Park Ridge, N.J.–based Hertz will now turn its focus to its rental car and fleet leasing businesses, which generated $9.23 billion in revenue last year and include the Hertz, Dollar, Donlen, Firefly and Thrifty brands. Hertz also released its financials for last year’s fourth quarter on Tuesday and reported a 10.2 percent increase in revenue, to $2.6 billion, from the same quarter the previous year. That increase fell below analysts’ predictions, though, as Hertz blamed the “difficult fourth quarter” on lower-than-expected pricing and increased expenses.
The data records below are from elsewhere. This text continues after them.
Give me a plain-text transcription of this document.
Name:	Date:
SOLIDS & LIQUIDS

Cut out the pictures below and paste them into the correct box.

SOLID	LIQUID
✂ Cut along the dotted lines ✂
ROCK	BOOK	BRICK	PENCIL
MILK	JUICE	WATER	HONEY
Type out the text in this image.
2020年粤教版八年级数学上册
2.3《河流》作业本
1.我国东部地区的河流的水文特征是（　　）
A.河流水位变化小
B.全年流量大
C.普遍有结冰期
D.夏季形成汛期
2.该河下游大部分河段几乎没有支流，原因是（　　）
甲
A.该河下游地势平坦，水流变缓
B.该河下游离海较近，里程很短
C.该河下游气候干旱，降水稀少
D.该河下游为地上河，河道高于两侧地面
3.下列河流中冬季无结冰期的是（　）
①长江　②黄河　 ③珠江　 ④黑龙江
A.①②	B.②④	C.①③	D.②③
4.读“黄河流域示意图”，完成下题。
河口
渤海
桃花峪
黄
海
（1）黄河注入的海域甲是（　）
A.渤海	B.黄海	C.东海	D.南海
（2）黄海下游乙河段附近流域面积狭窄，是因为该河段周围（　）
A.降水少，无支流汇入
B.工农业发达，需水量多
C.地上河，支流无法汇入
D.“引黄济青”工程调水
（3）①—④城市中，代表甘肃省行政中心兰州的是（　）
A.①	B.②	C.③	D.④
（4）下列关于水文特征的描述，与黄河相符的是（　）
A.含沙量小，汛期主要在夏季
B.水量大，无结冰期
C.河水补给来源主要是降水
The New York Times notes that Hertz—in the face of pressure from activist investors, including Carl Icahn and hedge fund manager Daniel Loeb— adopted a one-year shareholder rights plan, or poison pill, in December in order to avoid losing control of the company’s board of directors. Cravath, Swaine & Moore advised Hertz on its adoption of the poison pill after previously representing the company in connection with its 2012 purchase of Dollar Thrifty Automotive Group—the parent of the Dollar and Thrifty brands—for $2.3 billion.
Jenner & Block is serving as corporate and securities counsel to Hertz on Tuesday’s spin-off with a team led by M&A chair Thomas Monson, securities cochair William Tolbert Jr. and corporate partner Jeffrey Shuman. Hertz general counsel Jeffrey Zimmerman is a former Jenner litigation partner, and the firm has advised the company on various past matters, including its 2011 purchase of Donlen for $250 million.
Debevoise also advised Hertz on the Dollar Thrifty deal, which saw Hertz make several bids for the target over more than two years. Debevoise’s past work for Hertz also includes advising on the company’s $5.6 billion sale to three investment firms in 2005 as well as its subsequent 2006 initial public offering.
Debevoise is advising Hertz along with Jenner on the equipment unit spinoff with a team led by New York–based finance partner David Brittenham and tax partner Gary Friedman. Tax counsel Rafael Kariyev is also working on the matter.